The Government response to the White Paper makes it clear that the Government have considered whether health and well-being boards should have formal decision-making powers over GP consortia on their commissioning plan. I read that with some interest. I refer Government Members to page 98 of the Department of Health’s response to the White Paper, in the chapter titled “Local democratic legitimacy”—they cannot stop themselves can they?—which has an interesting passage that states:
“Sutton and Merton PCT reflected the views of many respondents when seeking clarity on what ‘health and wellbeing boards are accountable for and how that accountability sits with clinical commissioning consortia’s accountability to the NHS Commissioning Board’.”
I am sure that the Minister knows the argument well. The answer to that was:
“Formal approval rights for health and wellbeing boards would put them in a more powerful position than the NHS Commissioning Board, to whom the consortia are primarily accountable”.
We have given double the amount of money that we spend on defence to GP consortia, and they are not primarily accountable to health and well-being boards. The Government have said it themselves. GP consortia are primarily accountable to the NHS commissioning board, who are the faceless bureaucrats from Whitehall and are supposed to be the enemy of the Minister. Nevertheless, he has said time and time again that he wants to shine the light of democracy on all corners of the national health service and other phrases of that nature—I am afraid that I do not know them off the top of my head. The point is that if the Bill is to give health and well-being boards any power, such as signing off the commissioning plans of GP consortia, clause 179 is the time to do it. However, in many ways, it is an empty clause, which is such a shame, because it is a missed opportunity. We want to focus on the many things that are wrong with the Bill, and this provision is certainly wrong.
Another section in the Department of Health’s response to the White Paper states:
“The Government is also clear that it cannot grant authority without responsibility: it would contravene the principles of financial accountability to give local authorities the ability to make NHS commissioning decisions that could commit additional expenditure from GP consortia, without local authorities having to take responsibility for that expenditure.”

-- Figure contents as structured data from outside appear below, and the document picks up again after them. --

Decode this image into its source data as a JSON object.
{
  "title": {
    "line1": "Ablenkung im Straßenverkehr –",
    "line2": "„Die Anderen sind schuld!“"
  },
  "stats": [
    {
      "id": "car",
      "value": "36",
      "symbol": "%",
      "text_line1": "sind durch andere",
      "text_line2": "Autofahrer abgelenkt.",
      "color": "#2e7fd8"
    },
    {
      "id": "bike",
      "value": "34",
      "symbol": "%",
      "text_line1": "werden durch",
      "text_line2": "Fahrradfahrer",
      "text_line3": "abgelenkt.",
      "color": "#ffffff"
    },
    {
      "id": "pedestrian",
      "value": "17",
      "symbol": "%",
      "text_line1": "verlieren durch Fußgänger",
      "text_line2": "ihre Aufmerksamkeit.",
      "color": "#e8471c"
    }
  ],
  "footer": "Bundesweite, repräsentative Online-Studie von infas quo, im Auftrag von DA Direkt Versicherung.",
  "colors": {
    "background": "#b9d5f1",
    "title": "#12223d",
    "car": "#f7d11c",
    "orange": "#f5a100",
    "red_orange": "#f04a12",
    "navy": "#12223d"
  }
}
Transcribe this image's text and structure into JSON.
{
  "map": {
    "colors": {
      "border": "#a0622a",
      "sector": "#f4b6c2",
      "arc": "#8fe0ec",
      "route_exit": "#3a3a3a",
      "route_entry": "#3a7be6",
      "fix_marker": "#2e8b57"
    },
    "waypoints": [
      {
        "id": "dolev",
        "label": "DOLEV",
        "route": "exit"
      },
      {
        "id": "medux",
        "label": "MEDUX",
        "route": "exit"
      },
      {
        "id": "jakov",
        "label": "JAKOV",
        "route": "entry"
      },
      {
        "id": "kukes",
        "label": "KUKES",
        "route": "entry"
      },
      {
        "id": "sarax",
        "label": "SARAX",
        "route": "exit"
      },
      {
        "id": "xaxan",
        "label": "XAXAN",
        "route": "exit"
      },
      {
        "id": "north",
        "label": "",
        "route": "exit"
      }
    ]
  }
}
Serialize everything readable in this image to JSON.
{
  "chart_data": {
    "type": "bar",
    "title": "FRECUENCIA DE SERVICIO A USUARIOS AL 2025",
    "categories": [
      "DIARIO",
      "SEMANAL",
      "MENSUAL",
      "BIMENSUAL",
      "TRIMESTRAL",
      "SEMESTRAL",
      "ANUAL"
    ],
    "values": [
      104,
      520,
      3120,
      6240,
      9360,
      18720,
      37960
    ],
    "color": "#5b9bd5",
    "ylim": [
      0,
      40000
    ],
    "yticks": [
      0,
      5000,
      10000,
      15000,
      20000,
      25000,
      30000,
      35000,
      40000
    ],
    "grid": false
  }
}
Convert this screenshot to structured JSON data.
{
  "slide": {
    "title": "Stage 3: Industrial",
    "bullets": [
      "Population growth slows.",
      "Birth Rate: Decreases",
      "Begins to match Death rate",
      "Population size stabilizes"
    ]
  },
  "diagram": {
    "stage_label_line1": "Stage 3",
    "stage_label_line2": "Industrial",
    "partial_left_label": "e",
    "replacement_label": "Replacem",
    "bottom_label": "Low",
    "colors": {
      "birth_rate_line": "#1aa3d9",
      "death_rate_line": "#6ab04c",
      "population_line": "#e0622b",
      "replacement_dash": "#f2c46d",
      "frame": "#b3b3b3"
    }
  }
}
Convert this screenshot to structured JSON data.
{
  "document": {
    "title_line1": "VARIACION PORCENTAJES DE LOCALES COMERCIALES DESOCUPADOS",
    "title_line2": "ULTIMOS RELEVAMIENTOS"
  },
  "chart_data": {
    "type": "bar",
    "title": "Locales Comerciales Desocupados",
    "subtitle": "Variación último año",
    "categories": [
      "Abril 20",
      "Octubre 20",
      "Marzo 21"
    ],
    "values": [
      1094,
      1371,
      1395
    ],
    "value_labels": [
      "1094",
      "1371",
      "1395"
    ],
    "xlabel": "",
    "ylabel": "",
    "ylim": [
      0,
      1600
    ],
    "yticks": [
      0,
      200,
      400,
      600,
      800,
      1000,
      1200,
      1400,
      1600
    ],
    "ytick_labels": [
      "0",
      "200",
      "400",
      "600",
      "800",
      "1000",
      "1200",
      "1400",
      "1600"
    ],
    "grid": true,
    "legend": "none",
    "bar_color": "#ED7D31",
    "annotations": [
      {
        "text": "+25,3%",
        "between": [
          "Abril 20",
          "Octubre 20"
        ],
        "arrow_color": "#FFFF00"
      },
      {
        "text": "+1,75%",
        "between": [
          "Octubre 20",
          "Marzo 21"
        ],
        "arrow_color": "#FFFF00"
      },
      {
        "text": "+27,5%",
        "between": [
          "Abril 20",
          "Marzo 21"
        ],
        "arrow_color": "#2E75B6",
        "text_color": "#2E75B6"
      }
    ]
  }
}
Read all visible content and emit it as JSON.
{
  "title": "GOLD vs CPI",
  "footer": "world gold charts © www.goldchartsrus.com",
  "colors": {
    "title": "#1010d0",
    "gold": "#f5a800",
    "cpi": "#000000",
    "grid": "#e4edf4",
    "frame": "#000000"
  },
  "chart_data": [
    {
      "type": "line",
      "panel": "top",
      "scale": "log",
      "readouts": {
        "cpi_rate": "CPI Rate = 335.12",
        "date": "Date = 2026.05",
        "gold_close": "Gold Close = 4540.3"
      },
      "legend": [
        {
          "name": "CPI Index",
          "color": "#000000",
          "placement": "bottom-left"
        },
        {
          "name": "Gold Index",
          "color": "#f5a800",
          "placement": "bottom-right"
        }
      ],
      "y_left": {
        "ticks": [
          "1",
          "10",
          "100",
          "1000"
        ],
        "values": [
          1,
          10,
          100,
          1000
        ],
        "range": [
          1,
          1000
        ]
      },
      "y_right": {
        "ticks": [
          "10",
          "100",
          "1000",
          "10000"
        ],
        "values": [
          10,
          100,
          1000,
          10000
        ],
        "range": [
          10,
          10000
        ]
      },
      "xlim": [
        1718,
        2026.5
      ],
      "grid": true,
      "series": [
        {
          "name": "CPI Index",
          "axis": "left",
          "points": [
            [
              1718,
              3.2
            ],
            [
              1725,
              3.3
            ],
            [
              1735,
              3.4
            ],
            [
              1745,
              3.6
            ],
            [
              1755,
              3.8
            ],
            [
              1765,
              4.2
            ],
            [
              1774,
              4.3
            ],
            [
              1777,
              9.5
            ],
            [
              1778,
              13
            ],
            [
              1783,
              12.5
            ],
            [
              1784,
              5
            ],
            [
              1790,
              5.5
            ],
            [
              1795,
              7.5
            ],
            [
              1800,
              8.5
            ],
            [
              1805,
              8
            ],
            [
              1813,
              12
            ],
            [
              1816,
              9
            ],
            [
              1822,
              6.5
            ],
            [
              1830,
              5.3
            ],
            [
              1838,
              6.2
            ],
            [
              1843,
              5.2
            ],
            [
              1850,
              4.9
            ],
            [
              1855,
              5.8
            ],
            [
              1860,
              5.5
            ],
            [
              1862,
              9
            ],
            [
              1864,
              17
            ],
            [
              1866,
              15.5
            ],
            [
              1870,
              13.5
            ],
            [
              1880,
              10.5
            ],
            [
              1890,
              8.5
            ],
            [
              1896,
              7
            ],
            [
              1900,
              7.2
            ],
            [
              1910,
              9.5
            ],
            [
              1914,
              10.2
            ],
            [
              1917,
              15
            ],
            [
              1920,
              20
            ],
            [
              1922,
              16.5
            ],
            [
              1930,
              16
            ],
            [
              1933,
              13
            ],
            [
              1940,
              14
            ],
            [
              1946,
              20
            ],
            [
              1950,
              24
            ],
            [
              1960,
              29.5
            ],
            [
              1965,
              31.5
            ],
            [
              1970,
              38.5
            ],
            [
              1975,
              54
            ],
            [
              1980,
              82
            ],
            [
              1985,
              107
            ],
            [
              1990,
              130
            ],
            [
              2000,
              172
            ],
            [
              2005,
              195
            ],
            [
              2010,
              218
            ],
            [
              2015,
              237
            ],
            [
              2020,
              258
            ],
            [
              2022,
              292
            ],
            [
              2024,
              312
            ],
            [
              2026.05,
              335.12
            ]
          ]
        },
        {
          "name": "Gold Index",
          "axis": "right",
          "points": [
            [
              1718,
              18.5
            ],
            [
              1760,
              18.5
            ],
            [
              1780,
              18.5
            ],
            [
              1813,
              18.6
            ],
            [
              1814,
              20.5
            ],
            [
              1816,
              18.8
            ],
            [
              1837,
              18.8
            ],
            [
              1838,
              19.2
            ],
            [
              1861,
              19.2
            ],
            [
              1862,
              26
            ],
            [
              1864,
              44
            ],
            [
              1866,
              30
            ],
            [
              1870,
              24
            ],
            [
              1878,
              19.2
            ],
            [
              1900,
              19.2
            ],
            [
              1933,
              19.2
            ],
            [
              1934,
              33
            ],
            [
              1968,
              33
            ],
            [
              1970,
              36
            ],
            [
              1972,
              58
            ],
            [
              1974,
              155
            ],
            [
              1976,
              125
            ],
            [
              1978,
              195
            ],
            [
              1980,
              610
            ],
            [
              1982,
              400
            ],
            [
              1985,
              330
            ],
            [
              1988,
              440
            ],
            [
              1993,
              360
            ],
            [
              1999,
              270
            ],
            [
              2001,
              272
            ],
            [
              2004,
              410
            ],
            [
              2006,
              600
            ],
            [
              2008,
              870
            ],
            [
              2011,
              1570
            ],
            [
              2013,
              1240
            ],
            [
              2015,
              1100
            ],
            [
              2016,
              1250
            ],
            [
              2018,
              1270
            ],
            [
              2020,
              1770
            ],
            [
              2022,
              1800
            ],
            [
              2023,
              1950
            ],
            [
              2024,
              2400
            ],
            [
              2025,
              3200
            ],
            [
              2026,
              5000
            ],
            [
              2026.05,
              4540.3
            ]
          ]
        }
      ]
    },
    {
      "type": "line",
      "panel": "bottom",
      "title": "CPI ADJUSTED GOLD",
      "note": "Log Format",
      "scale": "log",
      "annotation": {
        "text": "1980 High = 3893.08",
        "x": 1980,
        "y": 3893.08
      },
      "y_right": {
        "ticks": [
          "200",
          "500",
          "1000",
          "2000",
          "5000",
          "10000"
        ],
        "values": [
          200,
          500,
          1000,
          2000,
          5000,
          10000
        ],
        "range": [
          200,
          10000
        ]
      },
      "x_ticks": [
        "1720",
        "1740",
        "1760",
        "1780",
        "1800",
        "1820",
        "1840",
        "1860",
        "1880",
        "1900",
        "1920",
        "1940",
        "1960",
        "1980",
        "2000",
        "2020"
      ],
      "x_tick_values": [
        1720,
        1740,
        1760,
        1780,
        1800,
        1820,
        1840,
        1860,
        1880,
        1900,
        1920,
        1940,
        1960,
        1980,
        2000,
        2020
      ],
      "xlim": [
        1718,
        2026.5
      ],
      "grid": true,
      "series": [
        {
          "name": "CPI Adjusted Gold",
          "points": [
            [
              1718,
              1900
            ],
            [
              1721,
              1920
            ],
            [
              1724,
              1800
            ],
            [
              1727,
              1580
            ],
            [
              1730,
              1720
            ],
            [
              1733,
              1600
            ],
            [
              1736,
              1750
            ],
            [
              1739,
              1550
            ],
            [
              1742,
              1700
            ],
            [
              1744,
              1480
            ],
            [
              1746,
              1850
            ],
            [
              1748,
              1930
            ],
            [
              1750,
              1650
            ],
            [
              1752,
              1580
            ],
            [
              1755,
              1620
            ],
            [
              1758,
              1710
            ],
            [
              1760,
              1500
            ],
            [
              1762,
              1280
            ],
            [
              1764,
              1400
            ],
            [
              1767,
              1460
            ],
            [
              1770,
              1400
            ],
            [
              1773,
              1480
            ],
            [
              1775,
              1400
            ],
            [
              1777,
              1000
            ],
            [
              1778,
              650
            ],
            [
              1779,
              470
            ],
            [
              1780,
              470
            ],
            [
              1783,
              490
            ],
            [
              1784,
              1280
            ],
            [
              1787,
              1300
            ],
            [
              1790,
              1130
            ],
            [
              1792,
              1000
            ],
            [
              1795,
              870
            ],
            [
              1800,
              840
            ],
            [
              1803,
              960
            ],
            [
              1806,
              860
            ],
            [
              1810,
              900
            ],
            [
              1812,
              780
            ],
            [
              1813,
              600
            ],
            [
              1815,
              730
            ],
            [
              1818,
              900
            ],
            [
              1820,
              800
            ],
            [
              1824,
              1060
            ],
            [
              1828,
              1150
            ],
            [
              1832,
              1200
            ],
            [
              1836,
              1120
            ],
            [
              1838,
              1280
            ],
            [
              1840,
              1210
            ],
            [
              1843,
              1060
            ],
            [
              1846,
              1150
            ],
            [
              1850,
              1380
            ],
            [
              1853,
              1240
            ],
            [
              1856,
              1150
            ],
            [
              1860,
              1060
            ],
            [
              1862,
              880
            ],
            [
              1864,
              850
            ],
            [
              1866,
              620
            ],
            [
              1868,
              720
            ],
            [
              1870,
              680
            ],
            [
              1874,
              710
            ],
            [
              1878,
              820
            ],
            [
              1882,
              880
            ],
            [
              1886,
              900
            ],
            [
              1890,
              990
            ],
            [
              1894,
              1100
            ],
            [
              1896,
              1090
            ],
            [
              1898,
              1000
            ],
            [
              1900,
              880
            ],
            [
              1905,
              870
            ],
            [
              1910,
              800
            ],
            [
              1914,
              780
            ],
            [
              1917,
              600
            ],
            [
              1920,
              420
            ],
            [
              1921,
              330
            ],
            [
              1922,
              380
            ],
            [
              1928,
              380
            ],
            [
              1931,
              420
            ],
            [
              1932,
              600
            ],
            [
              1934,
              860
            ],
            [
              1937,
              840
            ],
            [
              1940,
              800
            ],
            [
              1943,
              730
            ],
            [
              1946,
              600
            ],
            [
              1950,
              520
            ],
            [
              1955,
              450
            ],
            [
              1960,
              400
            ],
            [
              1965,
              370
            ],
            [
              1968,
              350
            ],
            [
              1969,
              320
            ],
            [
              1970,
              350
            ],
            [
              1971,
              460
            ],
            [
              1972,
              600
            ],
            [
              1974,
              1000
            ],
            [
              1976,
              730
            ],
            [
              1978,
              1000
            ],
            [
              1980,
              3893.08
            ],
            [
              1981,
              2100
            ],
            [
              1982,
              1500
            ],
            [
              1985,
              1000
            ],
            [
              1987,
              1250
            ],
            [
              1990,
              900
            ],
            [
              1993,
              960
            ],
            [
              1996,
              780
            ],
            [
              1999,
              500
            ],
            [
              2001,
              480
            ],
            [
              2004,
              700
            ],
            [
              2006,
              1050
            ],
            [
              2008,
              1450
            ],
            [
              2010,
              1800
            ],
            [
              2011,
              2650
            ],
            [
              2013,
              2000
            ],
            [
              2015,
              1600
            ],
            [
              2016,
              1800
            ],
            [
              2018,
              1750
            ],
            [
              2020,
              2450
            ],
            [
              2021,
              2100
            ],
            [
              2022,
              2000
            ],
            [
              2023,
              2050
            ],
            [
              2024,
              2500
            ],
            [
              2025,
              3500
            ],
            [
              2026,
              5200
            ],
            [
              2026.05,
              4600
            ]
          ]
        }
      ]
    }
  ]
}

That, however, is the whole point. I thought that the whole point was that local people would start taking responsibility for the NHS. It was going to be accountable. We were going to be able to work in partnership. There was going to be “no decision made about me without me” and all the other associated flights of fancy that we have heard from Government Members. When it comes down to it, however, they are exposed when they say that GP consortia will be primarily accountable to the NHS commissioning board and not to health and well-being boards, which is why health and well-being boards cannot sign off the commissioning plans. There we are. That is why the clause is as short, weak and disappointing as it is.